Cependant, malgré ces sentiments, son père, qui l’élève seul, la soutient pleinement dans sa volonté et la taquine même. Dès les premières pages, on le voit porter un tenugui (une serviette japonaise en coton) sur la tête, un geste symbolique qui montre que, tout comme une femme peut posséder des traits de masculinité, un homme peut aussi éprouver une part de féminité. Son père la soutient sans réserve dans son choix.
Bien que Suzu ne se reconnaisse pas comme une femme, elle attire l’attention de certains hommes, notamment Iba Shingo, l’instructeur adjoint du dôjô, qui la demande en mariage. Cette demande la surprend. Comment un homme pourrait-il être attiré par elle, elle qui ne se perçoit que comme un homme et qui craint de ne pas être une bonne épouse, faute de posséder des traits de féminité ?
Iba, cependant, la rassure en lui disant que ce qu’il aime chez elle, c’est précisément qui elle est : son caractère, son comportement et sa personnalité, bien plus que ses traits physiques ou son apparence.
Entre sabre et identité
Après cette demande en mariage, Suzu fait la rencontre d’une jeune femme, Nakazawa Koto, qui, comme elle, est adepte du sabre.

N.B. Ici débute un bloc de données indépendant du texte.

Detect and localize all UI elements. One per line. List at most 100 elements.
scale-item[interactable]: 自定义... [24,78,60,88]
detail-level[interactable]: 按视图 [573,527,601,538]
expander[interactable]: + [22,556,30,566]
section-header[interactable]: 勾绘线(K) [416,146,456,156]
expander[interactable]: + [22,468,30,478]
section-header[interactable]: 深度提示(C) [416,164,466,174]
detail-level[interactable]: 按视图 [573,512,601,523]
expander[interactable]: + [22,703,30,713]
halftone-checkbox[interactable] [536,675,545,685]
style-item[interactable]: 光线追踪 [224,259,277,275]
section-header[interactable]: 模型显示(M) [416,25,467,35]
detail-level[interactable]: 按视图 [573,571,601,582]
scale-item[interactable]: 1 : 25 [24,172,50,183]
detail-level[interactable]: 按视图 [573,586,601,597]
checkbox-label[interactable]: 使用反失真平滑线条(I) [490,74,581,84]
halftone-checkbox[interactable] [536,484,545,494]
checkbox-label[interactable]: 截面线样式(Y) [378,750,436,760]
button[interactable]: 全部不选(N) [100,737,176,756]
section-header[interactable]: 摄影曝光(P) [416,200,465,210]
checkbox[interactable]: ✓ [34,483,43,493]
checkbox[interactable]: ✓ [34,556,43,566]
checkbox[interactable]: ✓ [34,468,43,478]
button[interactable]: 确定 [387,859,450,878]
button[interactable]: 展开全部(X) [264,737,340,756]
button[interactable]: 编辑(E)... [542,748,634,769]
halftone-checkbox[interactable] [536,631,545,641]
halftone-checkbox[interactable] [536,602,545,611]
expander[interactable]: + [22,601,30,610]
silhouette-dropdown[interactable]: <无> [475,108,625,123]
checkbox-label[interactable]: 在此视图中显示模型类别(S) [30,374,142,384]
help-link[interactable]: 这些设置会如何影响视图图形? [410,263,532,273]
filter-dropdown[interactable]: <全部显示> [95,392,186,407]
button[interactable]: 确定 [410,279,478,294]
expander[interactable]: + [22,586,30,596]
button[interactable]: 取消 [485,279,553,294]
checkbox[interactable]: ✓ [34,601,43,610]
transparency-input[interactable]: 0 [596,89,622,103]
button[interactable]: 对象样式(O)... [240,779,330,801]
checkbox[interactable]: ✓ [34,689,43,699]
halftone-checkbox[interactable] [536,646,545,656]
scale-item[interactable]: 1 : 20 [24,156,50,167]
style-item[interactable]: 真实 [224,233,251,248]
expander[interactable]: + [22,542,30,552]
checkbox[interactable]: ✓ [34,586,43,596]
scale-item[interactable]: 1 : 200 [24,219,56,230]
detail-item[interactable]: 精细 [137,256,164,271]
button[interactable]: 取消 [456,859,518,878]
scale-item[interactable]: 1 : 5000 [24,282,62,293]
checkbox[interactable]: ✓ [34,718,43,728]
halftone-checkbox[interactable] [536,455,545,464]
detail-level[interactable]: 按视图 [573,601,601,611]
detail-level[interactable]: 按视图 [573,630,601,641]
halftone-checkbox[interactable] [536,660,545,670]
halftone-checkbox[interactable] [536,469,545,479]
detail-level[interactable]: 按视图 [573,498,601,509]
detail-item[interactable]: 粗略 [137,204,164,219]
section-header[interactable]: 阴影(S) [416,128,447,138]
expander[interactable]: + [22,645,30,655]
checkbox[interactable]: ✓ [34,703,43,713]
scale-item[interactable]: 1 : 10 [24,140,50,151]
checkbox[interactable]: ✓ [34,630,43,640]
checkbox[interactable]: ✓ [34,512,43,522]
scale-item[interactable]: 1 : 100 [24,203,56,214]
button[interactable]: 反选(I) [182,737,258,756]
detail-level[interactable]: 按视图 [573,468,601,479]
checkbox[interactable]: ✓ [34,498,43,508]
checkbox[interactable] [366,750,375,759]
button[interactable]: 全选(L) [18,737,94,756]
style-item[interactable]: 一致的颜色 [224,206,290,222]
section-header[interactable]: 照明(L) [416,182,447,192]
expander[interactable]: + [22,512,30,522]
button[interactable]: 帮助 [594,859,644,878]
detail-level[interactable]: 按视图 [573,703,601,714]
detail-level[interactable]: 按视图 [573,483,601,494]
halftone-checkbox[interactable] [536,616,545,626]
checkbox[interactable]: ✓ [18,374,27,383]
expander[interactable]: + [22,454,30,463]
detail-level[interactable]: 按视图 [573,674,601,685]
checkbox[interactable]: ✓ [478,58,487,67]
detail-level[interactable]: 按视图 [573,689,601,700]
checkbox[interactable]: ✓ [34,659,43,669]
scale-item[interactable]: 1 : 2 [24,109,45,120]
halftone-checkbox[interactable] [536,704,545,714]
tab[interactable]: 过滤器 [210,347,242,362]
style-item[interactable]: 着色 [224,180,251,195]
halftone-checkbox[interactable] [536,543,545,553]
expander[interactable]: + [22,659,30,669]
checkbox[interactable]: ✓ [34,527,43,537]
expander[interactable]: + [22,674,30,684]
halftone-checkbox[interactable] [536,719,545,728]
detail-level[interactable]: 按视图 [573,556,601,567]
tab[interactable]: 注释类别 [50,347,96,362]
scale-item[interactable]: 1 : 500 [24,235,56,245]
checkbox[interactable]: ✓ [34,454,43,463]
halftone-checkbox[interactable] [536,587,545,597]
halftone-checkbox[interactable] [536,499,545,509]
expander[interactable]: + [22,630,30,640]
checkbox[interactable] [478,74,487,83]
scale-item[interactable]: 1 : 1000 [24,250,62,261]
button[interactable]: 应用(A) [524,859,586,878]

Dès leur première rencontre, un combat éclate entre elles. Pour la première fois, Suzu ressent quelque chose qu’elle n’a jamais éprouvé auparavant : elle se sent écoutée, comprise, et surtout, elle se sent traitée sur un pied d’égalité. Avant de partir, Koto lui pose une question qui va troubler Suzu : pourquoi pratique-t-elle l’art du sabre ? À cet instant, Suzu ne sait pas quoi répondre, contrairement à Koto qui, elle, considère le sabre comme une voie de paix, un moyen d’apaiser à la fois le corps et l’âme.

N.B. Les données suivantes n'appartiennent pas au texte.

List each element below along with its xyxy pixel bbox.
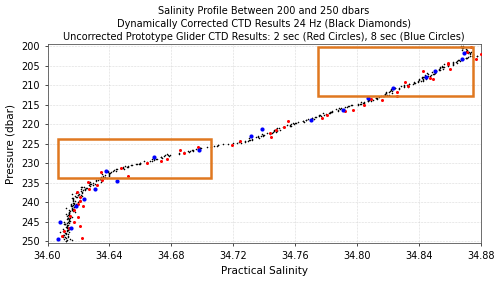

Alors que Suzu continue de réfléchir à cette question, elle fait une rencontre pour le moins étrange. Une femme lui demande, sans détour, comment tuer quelqu’un. Une requête surprenante, surtout en cette époque où seuls les samouraïs avaient le droit de porter un sabre et, par extension, celui de tuer. La femme précise qu’elle souhaite tuer avec un simple couteau de cuisine.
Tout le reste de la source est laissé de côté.